Analysing Public Transport User Sentiment on Low Resource Multilingual Data
It addresses improving public transport quality in Sub-Saharan Africa by mining user opinions, but is incremental as it applies existing methods to new data.
This study analyzed commuter sentiment on public transport in Kenya, Tanzania, and South Africa using multilingual NLP on Twitter data, revealing predominantly negative sentiments in South Africa and Kenya and positive ones in Tanzania due to advertising tweets.
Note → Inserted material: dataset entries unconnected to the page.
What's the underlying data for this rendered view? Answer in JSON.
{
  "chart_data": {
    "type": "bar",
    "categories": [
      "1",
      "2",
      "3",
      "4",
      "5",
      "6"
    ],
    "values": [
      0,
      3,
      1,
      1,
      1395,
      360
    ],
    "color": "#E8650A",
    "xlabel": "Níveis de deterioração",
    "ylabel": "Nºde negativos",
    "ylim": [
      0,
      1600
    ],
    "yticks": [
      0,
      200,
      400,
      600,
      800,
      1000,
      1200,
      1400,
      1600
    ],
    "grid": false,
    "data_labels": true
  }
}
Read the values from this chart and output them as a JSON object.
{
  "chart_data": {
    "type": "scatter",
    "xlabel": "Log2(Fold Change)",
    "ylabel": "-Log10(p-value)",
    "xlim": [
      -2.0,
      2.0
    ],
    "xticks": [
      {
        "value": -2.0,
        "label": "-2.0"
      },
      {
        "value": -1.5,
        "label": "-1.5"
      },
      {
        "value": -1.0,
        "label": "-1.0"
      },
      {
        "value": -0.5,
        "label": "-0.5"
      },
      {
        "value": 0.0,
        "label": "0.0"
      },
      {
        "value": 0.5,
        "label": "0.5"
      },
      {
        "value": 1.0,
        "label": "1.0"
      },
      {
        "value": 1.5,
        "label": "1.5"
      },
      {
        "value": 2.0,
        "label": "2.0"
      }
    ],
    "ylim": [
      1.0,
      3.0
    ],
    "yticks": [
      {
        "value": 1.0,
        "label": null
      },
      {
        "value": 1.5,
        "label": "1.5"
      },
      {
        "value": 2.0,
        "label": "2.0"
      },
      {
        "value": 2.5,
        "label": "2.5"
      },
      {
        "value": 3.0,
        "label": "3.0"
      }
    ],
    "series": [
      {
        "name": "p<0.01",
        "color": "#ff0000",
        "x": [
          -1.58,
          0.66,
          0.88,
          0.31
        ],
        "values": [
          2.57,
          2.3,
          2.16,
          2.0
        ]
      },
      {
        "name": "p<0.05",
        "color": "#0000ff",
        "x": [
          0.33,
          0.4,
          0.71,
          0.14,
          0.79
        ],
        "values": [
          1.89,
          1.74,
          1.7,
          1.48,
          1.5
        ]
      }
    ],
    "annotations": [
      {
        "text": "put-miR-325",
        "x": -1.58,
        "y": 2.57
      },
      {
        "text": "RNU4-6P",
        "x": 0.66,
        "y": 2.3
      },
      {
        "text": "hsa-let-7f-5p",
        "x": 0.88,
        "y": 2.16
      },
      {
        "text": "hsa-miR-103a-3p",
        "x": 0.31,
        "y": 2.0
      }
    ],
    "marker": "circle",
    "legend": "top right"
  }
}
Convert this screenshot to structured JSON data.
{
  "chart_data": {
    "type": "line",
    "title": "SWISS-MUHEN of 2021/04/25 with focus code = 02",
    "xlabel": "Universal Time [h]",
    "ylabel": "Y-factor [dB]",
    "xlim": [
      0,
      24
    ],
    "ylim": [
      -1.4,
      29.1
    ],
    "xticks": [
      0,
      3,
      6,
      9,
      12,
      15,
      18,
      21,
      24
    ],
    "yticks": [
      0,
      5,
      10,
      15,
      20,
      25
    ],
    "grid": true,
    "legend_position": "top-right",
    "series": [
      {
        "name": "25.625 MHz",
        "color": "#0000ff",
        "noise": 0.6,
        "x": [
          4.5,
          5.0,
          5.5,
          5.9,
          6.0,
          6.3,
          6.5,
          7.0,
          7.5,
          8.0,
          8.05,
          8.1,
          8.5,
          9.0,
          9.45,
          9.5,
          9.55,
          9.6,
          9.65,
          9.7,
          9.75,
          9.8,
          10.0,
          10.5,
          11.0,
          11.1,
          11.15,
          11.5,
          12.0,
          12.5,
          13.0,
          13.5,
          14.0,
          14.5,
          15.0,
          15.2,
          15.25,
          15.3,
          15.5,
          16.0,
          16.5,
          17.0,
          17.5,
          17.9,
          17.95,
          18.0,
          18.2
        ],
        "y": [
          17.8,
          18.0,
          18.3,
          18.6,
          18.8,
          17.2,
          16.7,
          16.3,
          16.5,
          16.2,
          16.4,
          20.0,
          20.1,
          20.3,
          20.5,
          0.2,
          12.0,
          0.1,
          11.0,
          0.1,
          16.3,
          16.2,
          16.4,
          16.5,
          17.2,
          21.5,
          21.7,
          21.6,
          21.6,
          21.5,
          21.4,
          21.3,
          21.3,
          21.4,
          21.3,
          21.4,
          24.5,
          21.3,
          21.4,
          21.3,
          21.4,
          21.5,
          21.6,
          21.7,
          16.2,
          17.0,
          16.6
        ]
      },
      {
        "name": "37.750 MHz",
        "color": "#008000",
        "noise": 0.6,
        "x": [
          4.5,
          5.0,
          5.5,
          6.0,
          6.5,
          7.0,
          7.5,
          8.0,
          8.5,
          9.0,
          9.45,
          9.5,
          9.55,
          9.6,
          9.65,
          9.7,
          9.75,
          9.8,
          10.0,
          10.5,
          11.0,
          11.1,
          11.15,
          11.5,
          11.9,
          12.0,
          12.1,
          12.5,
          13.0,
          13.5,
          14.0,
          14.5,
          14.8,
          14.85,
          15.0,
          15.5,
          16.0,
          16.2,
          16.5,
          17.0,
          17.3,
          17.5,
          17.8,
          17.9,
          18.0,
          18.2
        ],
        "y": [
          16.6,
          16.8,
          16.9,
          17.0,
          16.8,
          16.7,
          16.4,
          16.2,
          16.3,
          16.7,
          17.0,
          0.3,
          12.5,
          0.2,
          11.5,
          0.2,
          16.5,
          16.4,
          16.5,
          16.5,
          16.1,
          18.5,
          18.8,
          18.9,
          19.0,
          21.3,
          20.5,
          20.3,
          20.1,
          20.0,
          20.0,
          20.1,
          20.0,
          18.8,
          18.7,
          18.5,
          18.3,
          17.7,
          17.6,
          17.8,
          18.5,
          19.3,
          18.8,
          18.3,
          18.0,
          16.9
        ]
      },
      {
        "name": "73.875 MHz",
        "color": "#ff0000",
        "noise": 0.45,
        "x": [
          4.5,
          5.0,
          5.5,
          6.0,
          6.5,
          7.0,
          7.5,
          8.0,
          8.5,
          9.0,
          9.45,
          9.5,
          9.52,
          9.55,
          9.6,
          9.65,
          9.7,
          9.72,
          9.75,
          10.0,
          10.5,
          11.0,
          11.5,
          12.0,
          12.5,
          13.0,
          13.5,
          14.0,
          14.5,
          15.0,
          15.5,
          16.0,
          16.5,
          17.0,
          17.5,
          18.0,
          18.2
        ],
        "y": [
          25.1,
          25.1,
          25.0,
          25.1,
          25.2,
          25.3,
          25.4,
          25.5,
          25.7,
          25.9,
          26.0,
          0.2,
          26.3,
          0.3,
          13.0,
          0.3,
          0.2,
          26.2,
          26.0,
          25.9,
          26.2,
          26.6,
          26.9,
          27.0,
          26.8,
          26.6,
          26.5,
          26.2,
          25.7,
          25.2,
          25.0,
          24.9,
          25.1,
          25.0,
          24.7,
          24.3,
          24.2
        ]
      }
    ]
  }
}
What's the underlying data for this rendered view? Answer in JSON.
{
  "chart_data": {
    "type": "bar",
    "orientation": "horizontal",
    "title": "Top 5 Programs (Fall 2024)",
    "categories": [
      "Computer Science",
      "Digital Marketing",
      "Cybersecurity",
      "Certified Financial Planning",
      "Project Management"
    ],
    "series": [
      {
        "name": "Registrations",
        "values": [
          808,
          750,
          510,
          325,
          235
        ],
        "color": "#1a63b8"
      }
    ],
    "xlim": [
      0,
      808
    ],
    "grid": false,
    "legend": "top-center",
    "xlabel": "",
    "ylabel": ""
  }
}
Public transport systems in many Sub-Saharan countries often receive less attention compared to other sectors, underscoring the need for innovative solutions to improve the Quality of Service (QoS) and overall user experience. This study explored commuter opinion mining to understand sentiments toward existing public transport systems in Kenya, Tanzania, and South Africa. We used a qualitative research design, analysing data from X (formerly Twitter) to assess sentiments across rail, mini-bus taxis, and buses. By leveraging Multilingual Opinion Mining techniques, we addressed the linguistic diversity and code-switching present in our dataset, thus demonstrating the application of Natural Language Processing (NLP) in extracting insights from under-resourced languages. We employed PLMs such as AfriBERTa, AfroXLMR, AfroLM, and PuoBERTa to conduct the sentiment analysis. The results revealed predominantly negative sentiments in South Africa and Kenya, while the Tanzanian dataset showed mainly positive sentiments due to the advertising nature of the tweets. Furthermore, feature extraction using the Word2Vec model and K-Means clustering illuminated semantic relationships and primary themes found within the different datasets. By prioritising the analysis of user experiences and sentiments, this research paves the way for developing more responsive, user-centered public transport systems in Sub-Saharan countries, contributing to the broader goal of improving urban mobility and sustainability.